GMH: Well, I wouldn't say I found them, because someone else found them first: the testimony in the 1795 [Pointe Coupée] conspiracy. The testimony of slaves is fabulous. Especially the runaways. First of all, there are very few documents that contain testimony of slaves. I have a friend who was director of the archives of Martinique, and when she saw my book, she said, "I have to see this, because I've never heard of testimony of slaves." And so she came and looked at them, and she told the director of the archives in France about them. He said: "Testimony of slaves? We don't even have testimony of peasants!"

NS: Well, that's the music problem in a nutshell. Very often the only indication we have that there was even music was as an incidental description of slaves dancing.

GMH: Right.

NS: The famous picture of dancing in Congo Square wasn't even made by someone who actually saw it.

GMH: Freddi Evans. Do you know Freddi Evans?

NS: No.

GMH: She's just finishing a book on Congo Square, and she really went into it, very thoroughly. You should see her book. She's a counselor for the public schools in Jefferson Parish, and she's published a number of children's books. She's been working on this Congo Square book for quite a while.

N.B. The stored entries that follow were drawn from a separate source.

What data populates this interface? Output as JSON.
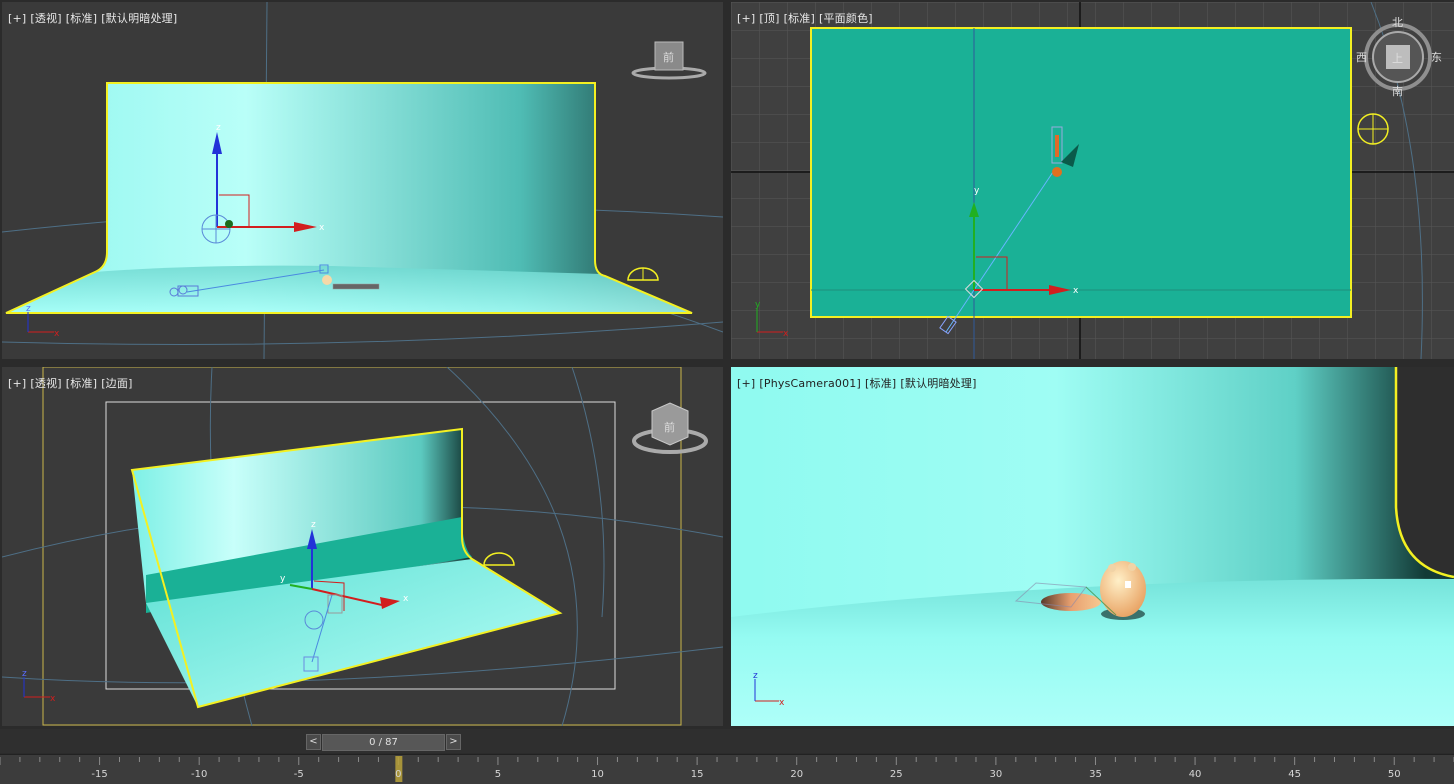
{
  "viewports": {
    "perspective": {
      "labels": [
        "[+]",
        "[透视]",
        "[标准]",
        "[默认明暗处理]"
      ],
      "viewcube_face": "前"
    },
    "top": {
      "labels": [
        "[+]",
        "[顶]",
        "[标准]",
        "[平面颜色]"
      ],
      "compass": {
        "north": "北",
        "south": "南",
        "east": "东",
        "west": "西",
        "face": "上"
      }
    },
    "front": {
      "labels": [
        "[+]",
        "[透视]",
        "[标准]",
        "[边面]"
      ],
      "viewcube_face": "前"
    },
    "camera": {
      "labels": [
        "[+]",
        "[PhysCamera001]",
        "[标准]",
        "[默认明暗处理]"
      ]
    }
  },
  "axes": {
    "x": "x",
    "y": "y",
    "z": "z"
  },
  "frame_slider": {
    "prev": "<",
    "next": ">",
    "text": "0 / 87",
    "current": 0,
    "total": 87
  },
  "timeline": {
    "ticks": [
      "-15",
      "-10",
      "-5",
      "0",
      "5",
      "10",
      "15",
      "20",
      "25",
      "30",
      "35",
      "40",
      "45",
      "50"
    ],
    "values": [
      -15,
      -10,
      -5,
      0,
      5,
      10,
      15,
      20,
      25,
      30,
      35,
      40,
      45,
      50
    ],
    "current": 0,
    "min": -20,
    "max": 53
  },
  "colors": {
    "selection": "#f3f022",
    "backdrop_top": "#1ab196",
    "grid": "#5a5a5a",
    "axis_x": "#d21e1e",
    "axis_y": "#21b021",
    "axis_z": "#2233d8",
    "viewport_active_border": "#c9b64a"
  }
}
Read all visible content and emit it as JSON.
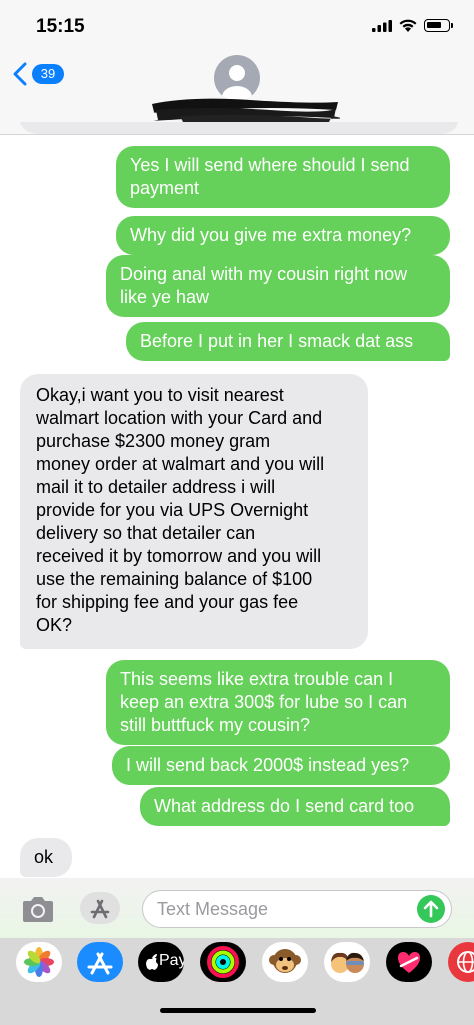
{
  "status_bar": {
    "time": "15:15"
  },
  "nav": {
    "back_count": "39"
  },
  "messages": [
    {
      "text": "Yes I will send where should I send\npayment"
    },
    {
      "text": "Why did you give me extra money?"
    },
    {
      "text": "Doing anal with my cousin right now\nlike ye haw"
    },
    {
      "text": "Before I put in her I smack dat ass"
    },
    {
      "text": "Okay,i want you to visit nearest\nwalmart location with your Card and\npurchase $2300 money gram\nmoney order at walmart and you will\nmail it to detailer address i will\nprovide for you via UPS Overnight\ndelivery so that detailer can\nreceived it by tomorrow and you will\nuse the remaining balance of $100\nfor shipping fee and your gas fee\nOK?"
    },
    {
      "text": "This seems like extra trouble can I\nkeep an extra 300$ for lube so I can\nstill buttfuck my cousin?"
    },
    {
      "text": "I will send back 2000$ instead yes?"
    },
    {
      "text": "What address do I send card too"
    },
    {
      "text": "ok"
    }
  ],
  "input": {
    "placeholder": "Text Message"
  },
  "app_drawer": {
    "apple_pay_label": "Pay",
    "apps": [
      "photos-icon",
      "app-store-icon",
      "apple-pay-icon",
      "activity-icon",
      "monkey-memoji-icon",
      "memoji-icon",
      "digital-touch-icon",
      "web-search-icon"
    ]
  },
  "colors": {
    "sent_bubble": "#65d15a",
    "received_bubble": "#e9e9eb",
    "badge": "#0b80ff"
  }
}
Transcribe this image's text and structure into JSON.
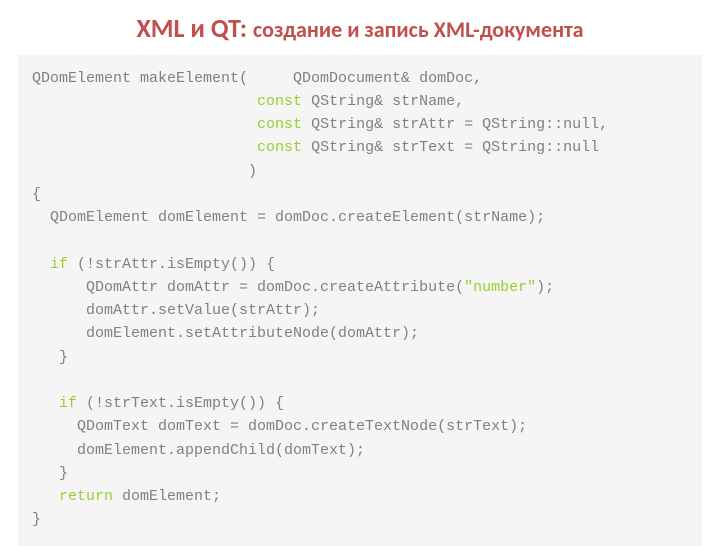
{
  "title_main": "XML и QT:",
  "title_sub": "создание и запись XML-документа",
  "code": {
    "lines": [
      [
        {
          "t": "QDomElement makeElement(     QDomDocument& domDoc,"
        }
      ],
      [
        {
          "t": "                         "
        },
        {
          "t": "const",
          "c": "kw"
        },
        {
          "t": " QString& strName,"
        }
      ],
      [
        {
          "t": "                         "
        },
        {
          "t": "const",
          "c": "kw"
        },
        {
          "t": " QString& strAttr = QString::null,"
        }
      ],
      [
        {
          "t": "                         "
        },
        {
          "t": "const",
          "c": "kw"
        },
        {
          "t": " QString& strText = QString::null"
        }
      ],
      [
        {
          "t": "                        )"
        }
      ],
      [
        {
          "t": "{"
        }
      ],
      [
        {
          "t": "  QDomElement domElement = domDoc.createElement(strName);"
        }
      ],
      [
        {
          "t": ""
        }
      ],
      [
        {
          "t": "  "
        },
        {
          "t": "if",
          "c": "kw"
        },
        {
          "t": " (!strAttr.isEmpty()) {"
        }
      ],
      [
        {
          "t": "      QDomAttr domAttr = domDoc.createAttribute("
        },
        {
          "t": "\"number\"",
          "c": "str"
        },
        {
          "t": ");"
        }
      ],
      [
        {
          "t": "      domAttr.setValue(strAttr);"
        }
      ],
      [
        {
          "t": "      domElement.setAttributeNode(domAttr);"
        }
      ],
      [
        {
          "t": "   }"
        }
      ],
      [
        {
          "t": ""
        }
      ],
      [
        {
          "t": "   "
        },
        {
          "t": "if",
          "c": "kw"
        },
        {
          "t": " (!strText.isEmpty()) {"
        }
      ],
      [
        {
          "t": "     QDomText domText = domDoc.createTextNode(strText);"
        }
      ],
      [
        {
          "t": "     domElement.appendChild(domText);"
        }
      ],
      [
        {
          "t": "   }"
        }
      ],
      [
        {
          "t": "   "
        },
        {
          "t": "return",
          "c": "kw"
        },
        {
          "t": " domElement;"
        }
      ],
      [
        {
          "t": "}"
        }
      ]
    ]
  }
}
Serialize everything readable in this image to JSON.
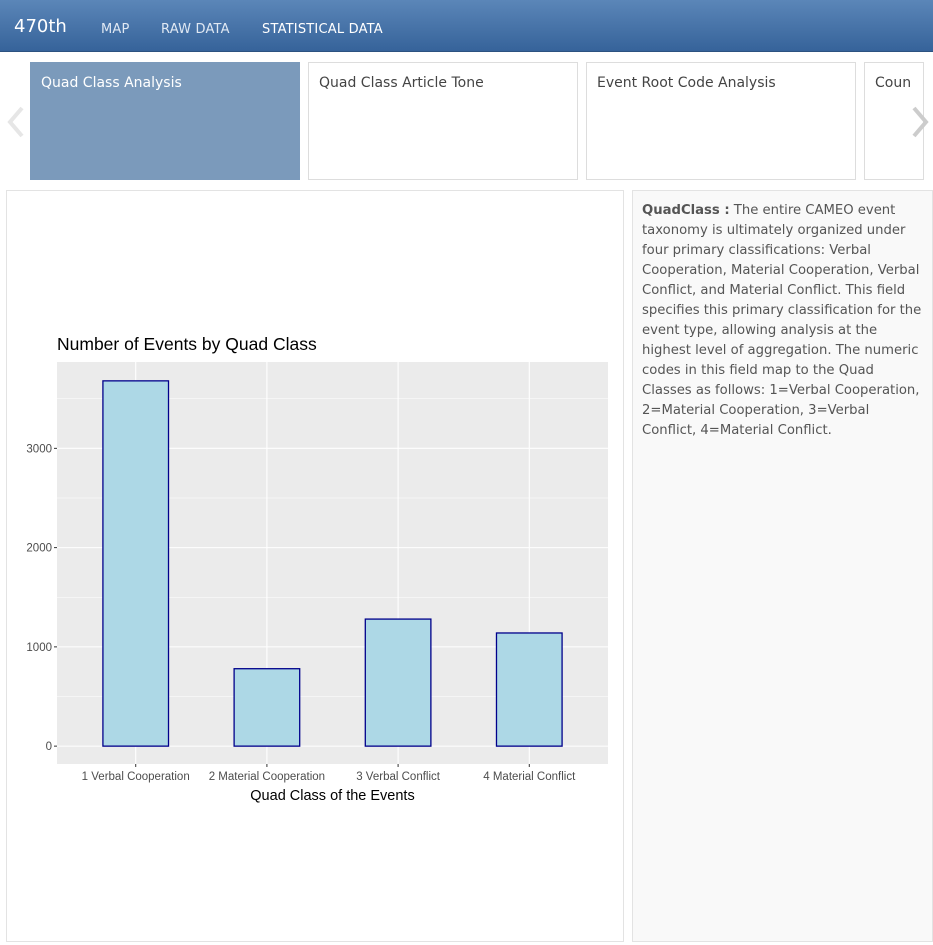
{
  "navbar": {
    "brand": "470th",
    "links": [
      "MAP",
      "RAW DATA",
      "STATISTICAL DATA"
    ],
    "active": "STATISTICAL DATA"
  },
  "carousel": {
    "cards": [
      "Quad Class Analysis",
      "Quad Class Article Tone",
      "Event Root Code Analysis",
      "Coun"
    ],
    "active_index": 0
  },
  "info": {
    "term": "QuadClass :",
    "text": " The entire CAMEO event taxonomy is ultimately organized under four primary classifications: Verbal Cooperation, Material Cooperation, Verbal Conflict, and Material Conflict. This field specifies this primary classification for the event type, allowing analysis at the highest level of aggregation. The numeric codes in this field map to the Quad Classes as follows: 1=Verbal Cooperation, 2=Material Cooperation, 3=Verbal Conflict, 4=Material Conflict."
  },
  "chart_data": {
    "type": "bar",
    "title": "Number of Events by Quad Class",
    "xlabel": "Quad Class of the Events",
    "ylabel": "",
    "categories": [
      "1 Verbal Cooperation",
      "2 Material Cooperation",
      "3 Verbal Conflict",
      "4 Material Conflict"
    ],
    "values": [
      3680,
      780,
      1280,
      1140
    ],
    "ylim": [
      -180,
      3870
    ],
    "yticks": [
      0,
      1000,
      2000,
      3000
    ],
    "grid": true,
    "colors": {
      "bar_fill": "#add8e6",
      "bar_stroke": "#00008b",
      "panel_bg": "#ebebeb",
      "grid": "#ffffff"
    }
  }
}
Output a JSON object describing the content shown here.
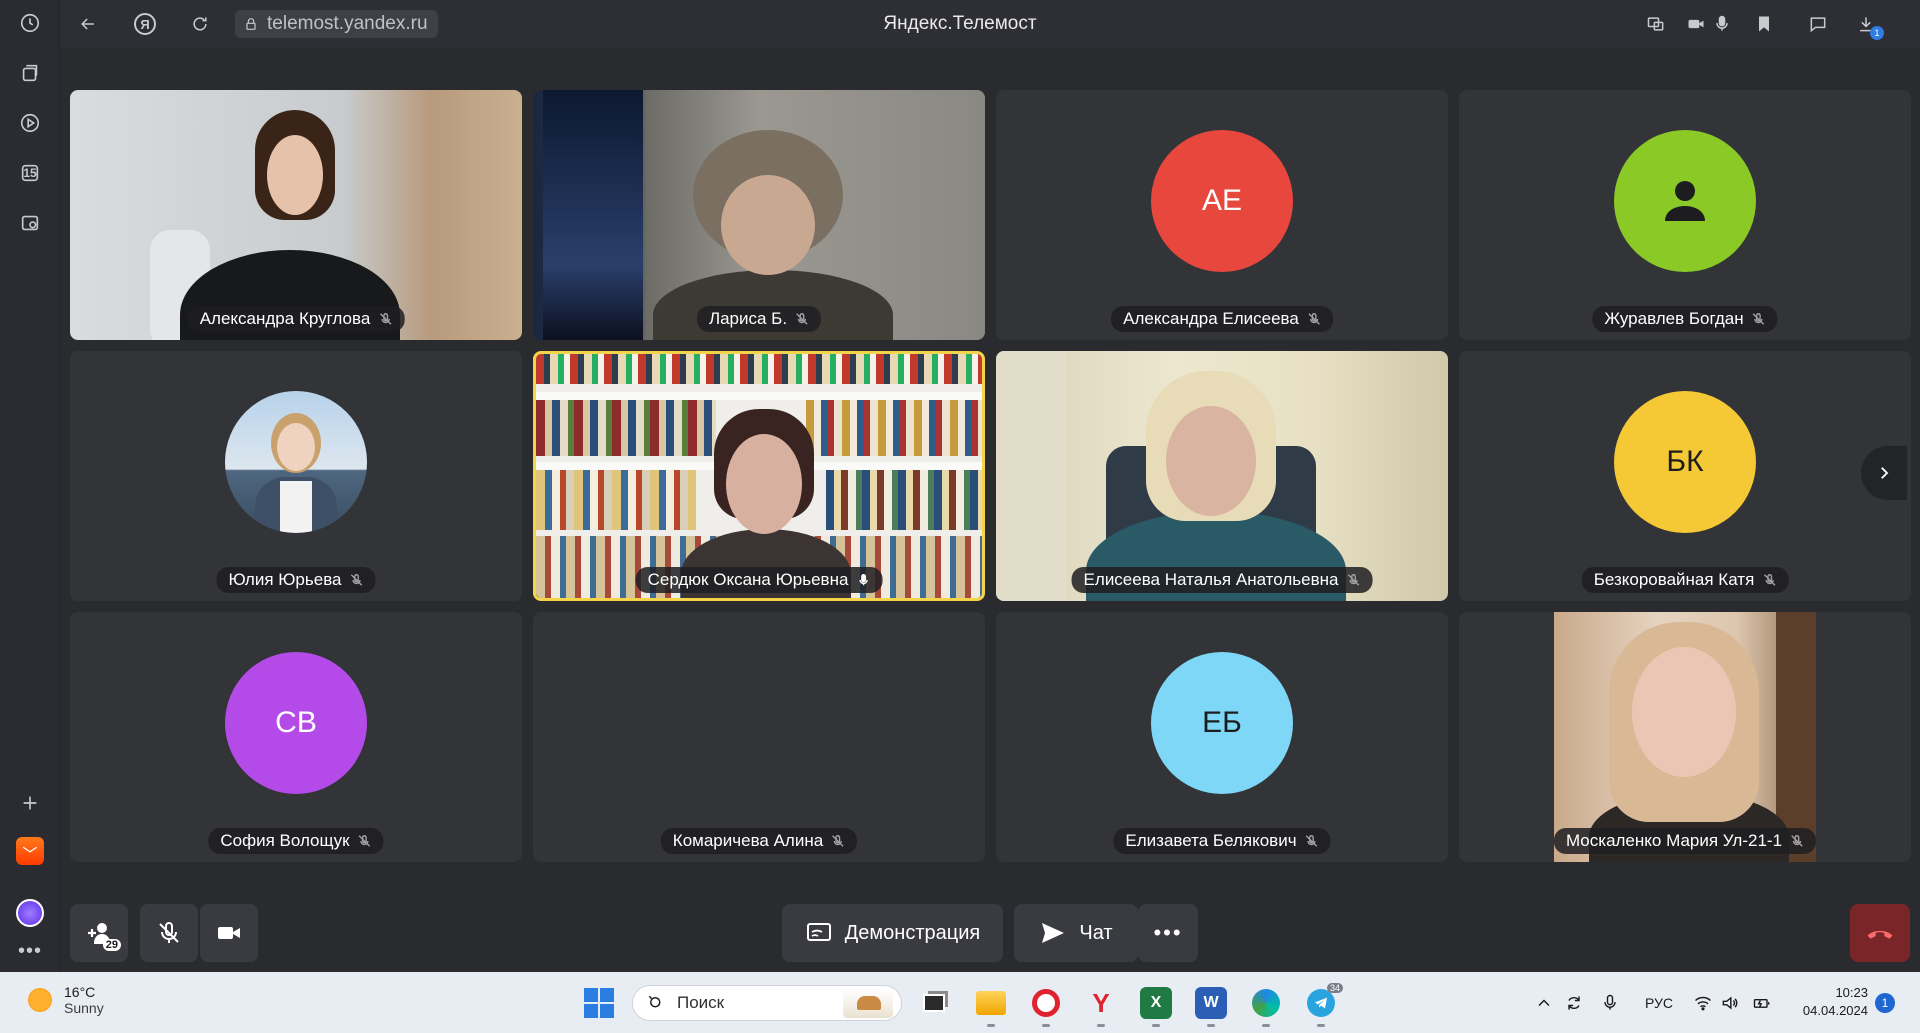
{
  "browser": {
    "url": "telemost.yandex.ru",
    "title": "Яндекс.Телемост",
    "download_badge": "1"
  },
  "sidebar": {
    "calendar_day": "15"
  },
  "participants": [
    {
      "name": "Александра Круглова",
      "mic": "muted",
      "type": "video"
    },
    {
      "name": "Лариса Б.",
      "mic": "muted",
      "type": "video"
    },
    {
      "name": "Александра Елисеева",
      "mic": "muted",
      "type": "avatar",
      "initials": "АЕ",
      "color": "#e8473e"
    },
    {
      "name": "Журавлев Богдан",
      "mic": "muted",
      "type": "avatar-icon",
      "color": "#8ac926"
    },
    {
      "name": "Юлия Юрьева",
      "mic": "muted",
      "type": "photo"
    },
    {
      "name": "Сердюк Оксана Юрьевна",
      "mic": "on",
      "type": "video",
      "active": true
    },
    {
      "name": "Елисеева Наталья Анатольевна",
      "mic": "muted",
      "type": "video"
    },
    {
      "name": "Безкоровайная Катя",
      "mic": "muted",
      "type": "avatar",
      "initials": "БК",
      "color": "#f4c935"
    },
    {
      "name": "София Волощук",
      "mic": "muted",
      "type": "avatar",
      "initials": "СВ",
      "color": "#b44be8"
    },
    {
      "name": "Комаричева Алина",
      "mic": "muted",
      "type": "empty"
    },
    {
      "name": "Елизавета Белякович",
      "mic": "muted",
      "type": "avatar",
      "initials": "ЕБ",
      "color": "#7fd7f7"
    },
    {
      "name": "Москаленко Мария Ул-21-1",
      "mic": "muted",
      "type": "video"
    }
  ],
  "controls": {
    "participants_count": "29",
    "demo_label": "Демонстрация",
    "chat_label": "Чат"
  },
  "taskbar": {
    "temperature": "16°C",
    "weather": "Sunny",
    "search_placeholder": "Поиск",
    "language": "РУС",
    "time": "10:23",
    "date": "04.04.2024",
    "notifications": "1",
    "telegram_badge": "34"
  }
}
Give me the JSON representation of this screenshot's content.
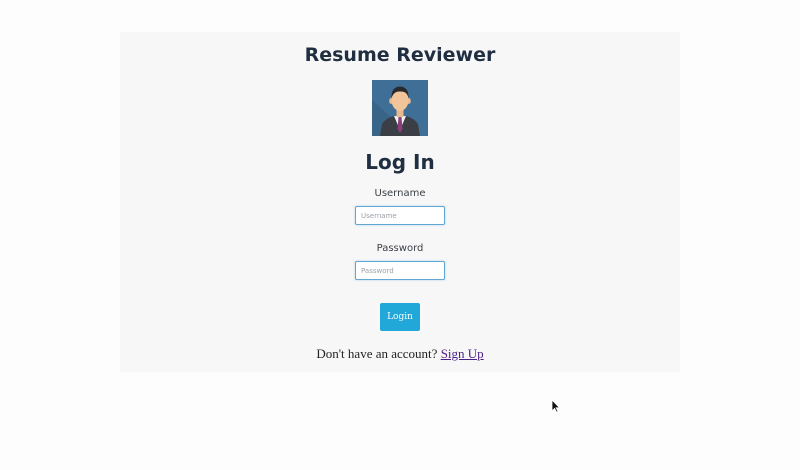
{
  "app": {
    "title": "Resume Reviewer"
  },
  "login": {
    "heading": "Log In",
    "username_label": "Username",
    "username_placeholder": "Username",
    "username_value": "",
    "password_label": "Password",
    "password_placeholder": "Password",
    "password_value": "",
    "button_label": "Login"
  },
  "signup": {
    "prompt": "Don't have an account?",
    "link_label": "Sign Up"
  },
  "colors": {
    "heading": "#1f2e40",
    "button": "#22a8d8",
    "input_border": "#62a6d3",
    "link": "#4b1f86",
    "card_background": "#f7f7f7"
  },
  "icons": {
    "avatar": "businessman-avatar-icon",
    "pointer": "mouse-cursor-icon"
  }
}
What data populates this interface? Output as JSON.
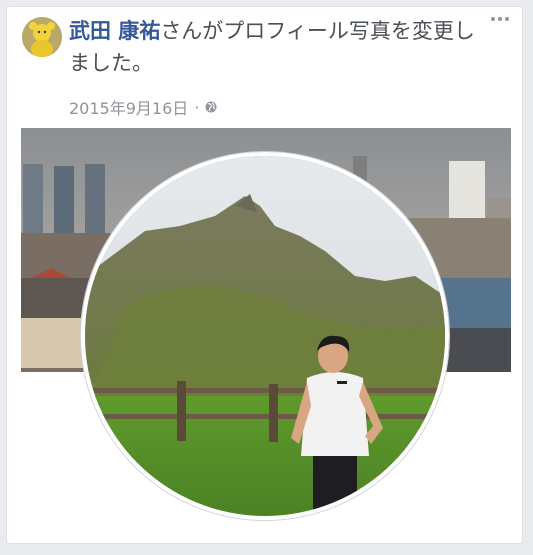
{
  "post": {
    "author_name": "武田 康祐",
    "action_text": "さんがプロフィール写真を変更しました。",
    "date": "2015年9月16日",
    "separator": "·"
  },
  "icons": {
    "more": "more-options-icon",
    "audience": "globe-icon"
  },
  "colors": {
    "author_link": "#365899",
    "meta_text": "#90949c",
    "body_text": "#4b4f56"
  }
}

NS: If we want to talk about myth in New Orleans, Congo Square is the founding myth of New Orleans music.

GMH: Sure.

NS: Everybody in New Orleans music refers to Congo Square when they talk about what they're doing.

GMH: Yeah. And it may or may not be accurate.

NS: As with much of what we say about New Orleans. You hear people say all the time that New Orleans is the northernmost Caribbean city. But it's not on the Caribbean, it's on the Gulf of Mexico.

GMH: Right, but even culturally, it's much more just Louisiana than Caribbean. It's unique in many ways.